Вот только несколько печальных мелодий из хора, который я слышу…
Первый голос:
«Зачем тебе это знать? Это так печально. Я своего мужа на войне встретила. Была танкисткой. До Берлина дошла. Помню, как стоим — он еще мне не муж тогда был — возле Рейхстага и он мне говорит: „Давай поженимся. Я тебя люблю“. А меня такая обида взяла после этих слов: мы всю войну в грязи, в пыли, в крови, вокруг один мат. Я ему отвечаю: „Ты сначала сделай из меня женщину — дари цветы, говори ласковые слова, вот я демобилизуюсь и платье себе пошью“. Мне даже ударить хотелось его от обиды. Он это все почувствовал, а у него одна щека была обожжена, в рубцах, и я вижу на этих рубцах слезы. „Хорошо, я выйду за тебя замуж“. Сказала так… сама не поверила, что это сказала… Вокруг сажа, битый кирпич — одним словом, война вокруг…»
Второй голос:
«Жили мы около Чернобыльской атомной станции. Я работала кондитером, пирожки лепила. А мой муж был пожарником. Мы только поженились, ходили даже в магазин, взявшись за руки. В день, когда взорвался реактор, муж как раз дежурил в пожарной части. Они поехали на вызов в своих рубашках, домашней одежде; взрыв на атомной станции — а им никакой спецодежды не выдали. Так мы жили… Вы знаете… Всю ночь они тушили пожар и получили радиодозы, несовместимые с жизнью. Утром их на самолете сразу увезли в Москву. Острая лучевая болезнь… человек живет всего несколько недель… Мой сильный был, спортсмен, умер последний. Когда я приехала, мне сказали, что он лежит в специальном боксе, туда никого не пускают. „Я его люблю“, — просила я. — „Их там солдаты обслуживают. Куда ты?“ — „Люблю“. Меня уговаривали: „Это уже не любимый человек, а объект, подлежащий дезактивации. Понимаешь?“ А я одно себе твердила: люблю, люблю… Ночью по пожарной лестнице поднималась к нему… Или ночью вахтеров просила, деньги им платила, чтобы меня пропускали… Я его не оставила, до конца была с ним… После его смерти… через несколько месяцев родила девочку, она прожила всего несколько дней. Она… Мы ее так ждали, а я ее убила… Она меня спасла, весь радиоудар она приняла на себя. Такая маленькая… Крохотулечка… Но я любила их двоих. Разве можно убить любовью? Почему это рядом — любовь и смерть? Всегда они вместе. Кто мне объяснит? Ползаю у могилы на коленках…»
Третий голос:
«Как я первый раз убил немца… Мне было десять лет, партизаны уже брали меня с собой на задания. Этот немец лежал раненый… Мне сказали забрать у него пистолет, я подбежал, а немец вцепился в пистолет двумя руками и водит перед моим лицом. Но он не успевает первым выстрелить, успеваю я…

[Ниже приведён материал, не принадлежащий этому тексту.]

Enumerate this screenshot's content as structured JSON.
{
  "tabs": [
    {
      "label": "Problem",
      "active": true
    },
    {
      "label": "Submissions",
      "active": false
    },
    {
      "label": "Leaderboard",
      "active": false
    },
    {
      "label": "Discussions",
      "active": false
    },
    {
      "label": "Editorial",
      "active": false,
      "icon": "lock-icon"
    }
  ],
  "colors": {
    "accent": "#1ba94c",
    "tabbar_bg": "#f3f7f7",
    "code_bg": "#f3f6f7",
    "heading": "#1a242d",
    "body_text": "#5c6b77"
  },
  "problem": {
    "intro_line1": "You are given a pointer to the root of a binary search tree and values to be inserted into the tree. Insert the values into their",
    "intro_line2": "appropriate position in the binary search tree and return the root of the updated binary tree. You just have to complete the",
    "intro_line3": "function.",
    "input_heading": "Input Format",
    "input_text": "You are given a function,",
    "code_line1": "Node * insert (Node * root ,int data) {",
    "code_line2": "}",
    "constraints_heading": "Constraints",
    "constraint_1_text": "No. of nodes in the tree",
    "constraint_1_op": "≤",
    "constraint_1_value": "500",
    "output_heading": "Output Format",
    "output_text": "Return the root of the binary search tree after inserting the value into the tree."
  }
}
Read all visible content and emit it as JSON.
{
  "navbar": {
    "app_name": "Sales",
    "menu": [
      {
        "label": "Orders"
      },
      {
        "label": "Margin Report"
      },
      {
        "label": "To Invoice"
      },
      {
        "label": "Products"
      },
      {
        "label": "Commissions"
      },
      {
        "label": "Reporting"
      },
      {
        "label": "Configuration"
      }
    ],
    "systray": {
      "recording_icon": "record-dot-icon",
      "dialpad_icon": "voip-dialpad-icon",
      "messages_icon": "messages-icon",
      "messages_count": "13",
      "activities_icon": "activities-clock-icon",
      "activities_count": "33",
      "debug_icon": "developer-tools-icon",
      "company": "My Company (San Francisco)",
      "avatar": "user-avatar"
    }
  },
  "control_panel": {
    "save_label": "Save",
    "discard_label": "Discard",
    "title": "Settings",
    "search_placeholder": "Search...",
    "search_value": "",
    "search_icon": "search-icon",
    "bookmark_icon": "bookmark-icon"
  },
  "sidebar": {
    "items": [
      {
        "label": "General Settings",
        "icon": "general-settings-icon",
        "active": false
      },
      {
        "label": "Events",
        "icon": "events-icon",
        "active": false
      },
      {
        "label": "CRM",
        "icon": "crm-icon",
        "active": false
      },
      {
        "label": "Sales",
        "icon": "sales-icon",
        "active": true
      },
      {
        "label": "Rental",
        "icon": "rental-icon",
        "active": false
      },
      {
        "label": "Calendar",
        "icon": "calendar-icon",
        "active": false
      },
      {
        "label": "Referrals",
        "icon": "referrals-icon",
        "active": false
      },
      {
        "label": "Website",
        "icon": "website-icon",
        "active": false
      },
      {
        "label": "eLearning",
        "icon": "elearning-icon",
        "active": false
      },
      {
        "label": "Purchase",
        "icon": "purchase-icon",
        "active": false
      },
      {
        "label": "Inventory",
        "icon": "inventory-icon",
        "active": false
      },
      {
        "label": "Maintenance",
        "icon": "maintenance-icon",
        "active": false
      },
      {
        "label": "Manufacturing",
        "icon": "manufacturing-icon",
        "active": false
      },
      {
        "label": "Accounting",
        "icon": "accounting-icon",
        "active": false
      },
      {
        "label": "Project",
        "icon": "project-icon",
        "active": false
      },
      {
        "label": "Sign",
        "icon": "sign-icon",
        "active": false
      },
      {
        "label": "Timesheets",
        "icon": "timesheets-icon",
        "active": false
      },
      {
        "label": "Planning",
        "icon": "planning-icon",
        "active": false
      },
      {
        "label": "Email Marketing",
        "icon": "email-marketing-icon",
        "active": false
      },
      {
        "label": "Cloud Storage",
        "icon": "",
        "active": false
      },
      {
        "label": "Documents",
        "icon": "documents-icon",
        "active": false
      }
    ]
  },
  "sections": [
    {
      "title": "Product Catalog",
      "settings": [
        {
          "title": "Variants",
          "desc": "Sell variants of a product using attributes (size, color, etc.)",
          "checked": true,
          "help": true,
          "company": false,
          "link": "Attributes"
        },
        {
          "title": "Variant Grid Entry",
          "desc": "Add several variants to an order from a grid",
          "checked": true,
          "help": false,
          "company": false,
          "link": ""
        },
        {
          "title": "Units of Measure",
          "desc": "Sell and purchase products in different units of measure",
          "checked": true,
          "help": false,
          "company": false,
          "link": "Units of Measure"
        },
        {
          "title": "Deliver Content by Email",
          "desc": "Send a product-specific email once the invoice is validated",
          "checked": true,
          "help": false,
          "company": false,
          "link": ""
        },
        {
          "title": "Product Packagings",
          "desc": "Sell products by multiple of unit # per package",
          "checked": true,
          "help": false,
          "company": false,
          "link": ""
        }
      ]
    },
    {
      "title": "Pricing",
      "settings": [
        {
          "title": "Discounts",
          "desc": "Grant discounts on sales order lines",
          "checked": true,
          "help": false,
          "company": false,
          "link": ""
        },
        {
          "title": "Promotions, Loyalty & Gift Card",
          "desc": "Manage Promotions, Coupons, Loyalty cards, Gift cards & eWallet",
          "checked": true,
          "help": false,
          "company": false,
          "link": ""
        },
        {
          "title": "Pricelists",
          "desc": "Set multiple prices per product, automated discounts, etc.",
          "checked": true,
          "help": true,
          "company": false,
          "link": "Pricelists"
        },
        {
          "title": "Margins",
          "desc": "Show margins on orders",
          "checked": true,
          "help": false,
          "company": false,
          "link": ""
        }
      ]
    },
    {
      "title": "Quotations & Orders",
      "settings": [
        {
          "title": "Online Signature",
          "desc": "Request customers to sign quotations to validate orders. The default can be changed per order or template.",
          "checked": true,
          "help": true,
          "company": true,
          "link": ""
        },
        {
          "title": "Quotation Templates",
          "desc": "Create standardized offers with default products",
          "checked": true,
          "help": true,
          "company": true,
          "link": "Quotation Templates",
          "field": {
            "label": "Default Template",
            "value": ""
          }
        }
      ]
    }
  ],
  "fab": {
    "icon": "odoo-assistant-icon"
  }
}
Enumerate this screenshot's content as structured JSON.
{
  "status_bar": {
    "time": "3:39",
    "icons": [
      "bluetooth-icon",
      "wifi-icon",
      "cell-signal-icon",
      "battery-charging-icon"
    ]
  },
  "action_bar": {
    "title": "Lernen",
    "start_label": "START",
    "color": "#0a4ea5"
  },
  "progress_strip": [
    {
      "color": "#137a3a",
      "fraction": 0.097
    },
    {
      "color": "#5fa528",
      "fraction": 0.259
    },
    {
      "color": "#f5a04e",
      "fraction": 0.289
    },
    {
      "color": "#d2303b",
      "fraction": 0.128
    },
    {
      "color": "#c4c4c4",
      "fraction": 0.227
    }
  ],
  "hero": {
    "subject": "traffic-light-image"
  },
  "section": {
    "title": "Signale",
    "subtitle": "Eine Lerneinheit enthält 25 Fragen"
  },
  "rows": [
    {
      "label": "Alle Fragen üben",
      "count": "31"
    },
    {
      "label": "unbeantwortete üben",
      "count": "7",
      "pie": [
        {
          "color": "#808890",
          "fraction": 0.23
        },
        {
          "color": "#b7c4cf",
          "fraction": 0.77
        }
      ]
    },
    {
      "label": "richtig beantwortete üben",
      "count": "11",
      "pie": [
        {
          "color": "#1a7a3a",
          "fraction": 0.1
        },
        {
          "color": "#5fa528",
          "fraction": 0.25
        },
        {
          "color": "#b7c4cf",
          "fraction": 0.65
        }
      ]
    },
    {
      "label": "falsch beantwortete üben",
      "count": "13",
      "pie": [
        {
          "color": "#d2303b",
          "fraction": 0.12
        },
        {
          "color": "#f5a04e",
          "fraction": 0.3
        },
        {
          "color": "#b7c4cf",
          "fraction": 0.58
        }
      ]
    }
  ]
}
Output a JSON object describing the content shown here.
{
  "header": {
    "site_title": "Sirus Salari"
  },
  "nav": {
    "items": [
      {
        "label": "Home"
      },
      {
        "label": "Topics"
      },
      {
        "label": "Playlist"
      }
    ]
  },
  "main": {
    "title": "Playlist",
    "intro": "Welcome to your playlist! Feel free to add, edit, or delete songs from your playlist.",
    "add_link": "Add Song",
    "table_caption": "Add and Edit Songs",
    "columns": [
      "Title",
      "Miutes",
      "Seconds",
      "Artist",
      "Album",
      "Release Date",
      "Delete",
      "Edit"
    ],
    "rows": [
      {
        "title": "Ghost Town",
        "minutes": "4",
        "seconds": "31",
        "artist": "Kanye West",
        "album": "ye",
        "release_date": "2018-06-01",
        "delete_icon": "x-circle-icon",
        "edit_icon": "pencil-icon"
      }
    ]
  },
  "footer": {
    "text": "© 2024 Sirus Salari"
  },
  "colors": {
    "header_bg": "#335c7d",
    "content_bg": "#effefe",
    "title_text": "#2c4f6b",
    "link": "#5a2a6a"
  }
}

Я не испугался, что убил… И в войну его не вспоминал. Вокруг было много убитых, мы жили среди убитых. Я удивился, когда через много лет вдруг появился сон об этом немце. Это было неожиданно… Сон приходил и приходил ко мне… То я лечу, и он меня не пускает. Вот поднимаешься… Летишь… летишь… Он догоняет, и я падаю вместе с ним. Проваливаюсь в какую-то яму. То я хочу встать… подняться… А он не дает… Из-за него я не могу улететь…
Один и тот же сон… Он преследовал меня десятки лет…
Я не могу своему сыну рассказать об этом сне. Сын был маленький — я не мог, читал ему сказки. Сын уже вырос — все равно не могу…»
Флобер говорил о себе, что он человек-перо; я могу сказать о себе, что я человек-ухо. Когда я иду по улице и ко мне прорываются какие-то слова, фразы, восклицания, всегда думаю: сколько же романов бесследно исчезают во времени. В темноте. Есть та часть человеческой жизни — разговорная, которую нам не удается отвоевать для литературы. Мы ее еще не оценили, не удивлены и не восхищены ею. Меня же она заворожила и сделала своей пленницей. Я люблю, как говорит человек… Люблю одинокий человеческий голос. Это моя самая большая любовь и страсть.
Мой путь на эту трибуну был длиной почти в сорок лет — от человека к человеку, от голоса к голосу. Не могу сказать, что он всегда был мне под силу, этот путь: много раз я была потрясена и испугана человеком, испытывала восторг и отвращение, хотелось забыть то, что я услышала, вернуться в то время, когда была еще в неведении. Плакать от радости, что я увидела человека прекрасным, я тоже не раз хотела.
Я жила в стране, где нас с детства учили умирать. Учили смерти. Нам говорили, что человек существует, чтобы отдать себя, чтобы сгореть, чтобы пожертвовать собой. Учили любить человека с ружьем. Если бы я выросла в другой стране, то я бы не смогла пройти этот путь. Зло беспощадно, к нему нужно иметь прививку. Но мы выросли среди палачей и жертв. Пусть наши родители жили в страхе и не все нам рассказывали, а чаще ничего не рассказывали, но сам воздух нашей жизни был отравлен этим. Зло все время подглядывало за нами.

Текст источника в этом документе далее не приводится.